On 29 June 2021, Wetlands International launched the Waterbird Populations Portal (WPP), an online interactive platform containing the most recent data on the status and distribution of the world’s waterbird populations. A well-attended global webinar was organised for the occasion, with contributions from several acclaimed panellists from the conventions and flyway frameworks and Environment Agency Abu Dhabi. 

WPP to catalyse conservation action for waterbirds and their habitats 

Globally, there are over 870 waterbird species that serve various important ecosystem services and functions, ranging from the majestic Sarus Crane Grus antigone that stands at over 1.5m tall, making it the tallest flying bird inhabiting wetlands and rice fields in South and South east Asia and Australia, to the diminutive White-winged Flufftail Sarothrura ayresi, restricted to a few areas in wet grasslands in east and southern Africa, both globally threatened species. Conservation of all these species requires easily accessible information on their status and trends to help governments and people take action. 

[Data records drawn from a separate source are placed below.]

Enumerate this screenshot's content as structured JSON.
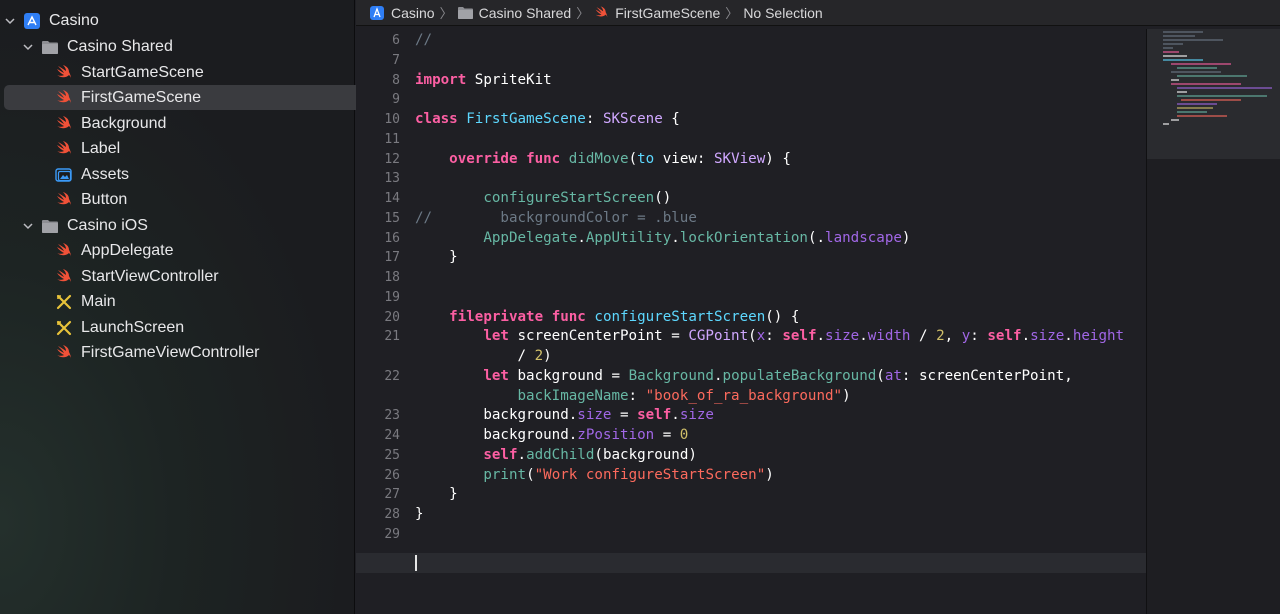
{
  "sidebar": {
    "project": {
      "label": "Casino",
      "icon": "xcode-project-icon"
    },
    "groups": [
      {
        "label": "Casino Shared",
        "icon": "folder-icon",
        "expanded": true
      },
      {
        "label": "Casino iOS",
        "icon": "folder-icon",
        "expanded": true
      }
    ],
    "items": [
      {
        "label": "StartGameScene",
        "icon": "swift-file-icon",
        "group": "Casino Shared"
      },
      {
        "label": "FirstGameScene",
        "icon": "swift-file-icon",
        "group": "Casino Shared",
        "selected": true
      },
      {
        "label": "Background",
        "icon": "swift-file-icon",
        "group": "Casino Shared"
      },
      {
        "label": "Label",
        "icon": "swift-file-icon",
        "group": "Casino Shared"
      },
      {
        "label": "Assets",
        "icon": "asset-catalog-icon",
        "group": "Casino Shared"
      },
      {
        "label": "Button",
        "icon": "swift-file-icon",
        "group": "Casino Shared"
      },
      {
        "label": "AppDelegate",
        "icon": "swift-file-icon",
        "group": "Casino iOS"
      },
      {
        "label": "StartViewController",
        "icon": "swift-file-icon",
        "group": "Casino iOS"
      },
      {
        "label": "Main",
        "icon": "storyboard-icon",
        "group": "Casino iOS"
      },
      {
        "label": "LaunchScreen",
        "icon": "storyboard-icon",
        "group": "Casino iOS"
      },
      {
        "label": "FirstGameViewController",
        "icon": "swift-file-icon",
        "group": "Casino iOS"
      }
    ]
  },
  "jumpbar": {
    "crumbs": [
      "Casino",
      "Casino Shared",
      "FirstGameScene",
      "No Selection"
    ]
  },
  "editor": {
    "line_numbers": [
      "6",
      "7",
      "8",
      "9",
      "10",
      "11",
      "12",
      "13",
      "14",
      "15",
      "16",
      "17",
      "18",
      "19",
      "20",
      "21",
      "",
      "22",
      "",
      "23",
      "24",
      "25",
      "26",
      "27",
      "28",
      "29"
    ],
    "current_line": "29"
  },
  "colors": {
    "keyword": "#fc5fa3",
    "type": "#5dd8ff",
    "function": "#67b7a4",
    "property": "#a167e6",
    "string": "#fc6a5d",
    "number": "#d0bf69",
    "comment": "#6c7986",
    "swift_orange": "#f05138"
  }
}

The WPP can help us safeguard hundreds of waterbird species, including the world’s tallest flying bird, Sarus Crane, pictured next to an egret in a rice field in Gujarat, India. © Taej Mundkur.


The open-access Waterbird Populations Portal (WPP) provides the latest size estimates and trends for over 2,500 populations of 870 waterbird species and presents the latest 1% threshold of each population. The 1% threshold has been used to select 867 Ramsar Sites representing over 35% of total sites listed world wide to date (these represent sites that meet Criterion 6 of the Ramsar Convention on Wetlands). 

The Portal is accessible to national or local authorities for wetland site managers to shortlist relevant populations with their 1% population thresholds, to check against available information and identify potentially internationally or nationally important wetlands. The Portal thus supports governments worldwide to develop and implement management action of wetlands and conserve waterbirds to meet global targets set under the Ramsar Convention on wetlands, related biodiversity-related conventions and flyway agreements and initiatives. Besides formal designations, the Portal offers opportunities to support the identification of Important Bird Areas & Key Biodiversity Areas worldwide. The Portal is widely used by bird and wetland researchers, conservation NGOs, industry and others. 

Exploring population boundaries, estimates and trends of the Endangered White-headed Duck (Oxyura leucocephala) on the WPP.


Wetlands International is very pleased to work with governments, partners and experts around the world to provide the latest information on waterbirds in this newly launched global Waterbird Populations Portal to support management of our wetlands and conservation of these beautiful and important species,” says Jane Madgwick, CEO, Wetlands International. 

A global webinar and panel to launch the WPP 

The webinar was organised on 29 June 2021 with a lively international panel with representatives from the Ramsar Convention on Wetlands, the Convention on Migratory Species (CMS), and the Convention on Biological Diversity (CBD), African Eurasian Migratory Bird Agreement (AEWA), East Asian – Australasian Flyway Partnership (EAAFP), and Western Hemisphere Shorebird Reserve Network (WHSRN), representing major users of the new Portal. Also present was the Environment Agency Abu Dhabi, that provided generous support for the development of the Portal.  

Mr Richard Holland, Director of Operations and Network Development, Wetlands International, introduced the panelists and moderated the discussion


Dr. Taej Mundkur, Wetlands International, presented the history, mission, overview, basic functionalities, and future plans of the WPP.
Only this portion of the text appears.